Fort d’une première démo remarquée et d’une série de concerts parisiens, les frenchy d’Eresis ont décidé de passer la vitesse supérieure en sortant leur tout premier album, Shedding Madness. En marge des schémas conventionnels, le groupe mené par Fred (basse) et Jon (guitare) veut offrir une musique originale voire carrément barrée aux influences très variées. Admirateurs des Petrucci, Patton et autre Townsend, cet album devrait vous séduire.
On commencera tout d’abord par souligner la qualité de l’artwork montrant un Paris en proie à la colère des dieux. Car c’est bien dans cet univers mêlant histoire et mythologie que vont se développer les ambiances particulières de la musique d’Eresis. Niveau son, le rendu est satisfaisant compte tenu des moyens du groupe, on aurait peut-être préféré une batterie plus en avant et un chant un peu plus en retrait mais sinon on distingue bien chaque instrument et l’on peut dès lors embarquer dans la cavalcade à la Maiden du premier morceau, "Nothingness". Ce dernier offre un bon aperçu de ce qu’Eresis peut offrir, en jonglant entre différents registres avec des rythmiques bien heavy temperées par le piano et un chant à la fois théâtral, éraillé voir guttural.
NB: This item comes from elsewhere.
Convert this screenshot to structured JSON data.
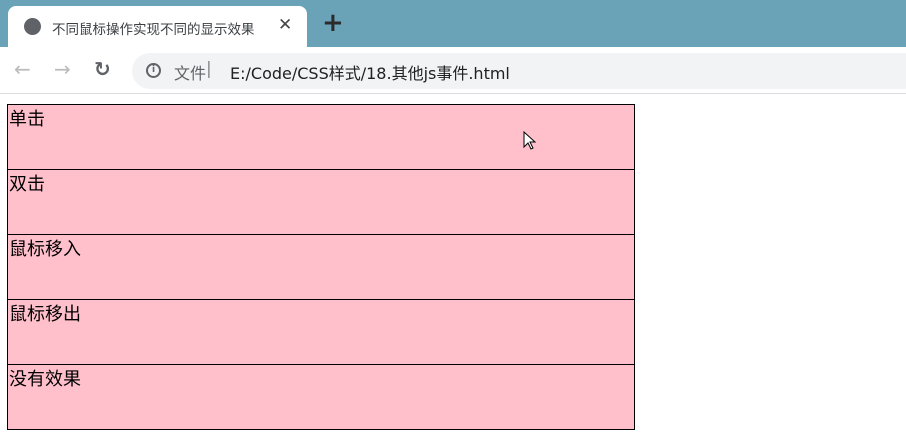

Un spectre très large qui rendra les premiers contacts avec cet album assez complexes puisqu’on est parfois noyé dans ces changements vocaux, plus ou moins bien amenés. Si l’on peut songer à Devin Townsend ou à Mr Bungle, on pourra déplorer un manque de maitrise de cette « folie » vocale (bien paradoxal tout ça) chez Eresis, un point sur lequel il faudra travailler à l’avenir. Enfin certains passages loufoques comme sur "Masters Of The Invisible" (à partir de 2’55) font leur effet avec une teneur rockabilly rafraichissante. Ce morceau pousse la folie d’Eresis à son paroxysme avec un pont totalement déjanté à partir de 5’30 où le chanteur alterne parodie de growl, de chant black et de scratch, au moins on ne pourra pas dire qu’ils se prennent trop au sérieux !
Si cet aspect barré peut rebuter, le groupe dispose de plusieurs arguments susceptibles d’accrocher les chevelus, à commencer par des lead très agréables voire carrément jouissifs sur le final de "Through The Eyes Of God", plage épique un peu longue au démarrage mais magnifiée par un refrain prenant et un guitariste inspiré. On retrouve des soli de cette qualité sur la plupart des morceaux avec peut être une préférence sur celui de "Down To Cassiopeia", notamment à partir de 3’28. On notera d’ailleurs sur ce morceau un clavier presque horrifique, non sans rappeler Opeth, du plus bel effet ainsi que des chœurs tout en finesse sur le refrain qui renforcent la teneur dramatique de l’ensemble. Le clavier est de manière générale très présent, que ce soit dans des tonalités space rock comme au début de "Being", très jazz sur le pont de "The Aynans" (vers 4’25) ou sur "Tales Of The Green Fairy" (vers 5’59), voire carrément noisy.
Niveau riff, on songera tout d’abord à Dream Theater voir à Metallica (ou alors à Train Of Thought tout simplement) comme sur le final très "Fade To Black" de l’orientalisant "Persepolis". "Being" tire particulièrement son épingle du jeu avec un premier riff massif, rompant parfaitement avec l’intro du morceau, puis une trouvaille mélodique affreusement accrocheuse à partir de 2’04, nous faisant songer à l’Annihilator des grands jours. Si la guitare est bien mise en valeur, cela n’empêche pas la section rythmique de briller avec des passages free jazz démontrant toute la technicité et la maitrise de notre couple basse/batterie. Le batteur sait néanmoins se montrer plus incisif en faisant cracher sa double pédale sur les passages plus death.
La musique d’Eresis est très riche et ne se laisse pas facilement apprivoiser malgré la présence de mélodies accrocheuses. Les musiciens sont techniquement irréprochables et le vocaliste, même si il peut être agaçant, sait se montrer poignant sur des refrains bien pensés. L’expérience devrait permettre aux compositeurs de se montrer peut être plus concis et de faire le tri dans cette foison d’idée. En attendant, on se retrouve avec un album parfois trop fourre-tout mais qui a des atouts indéniables et devraient plaire aux oreilles curieuses.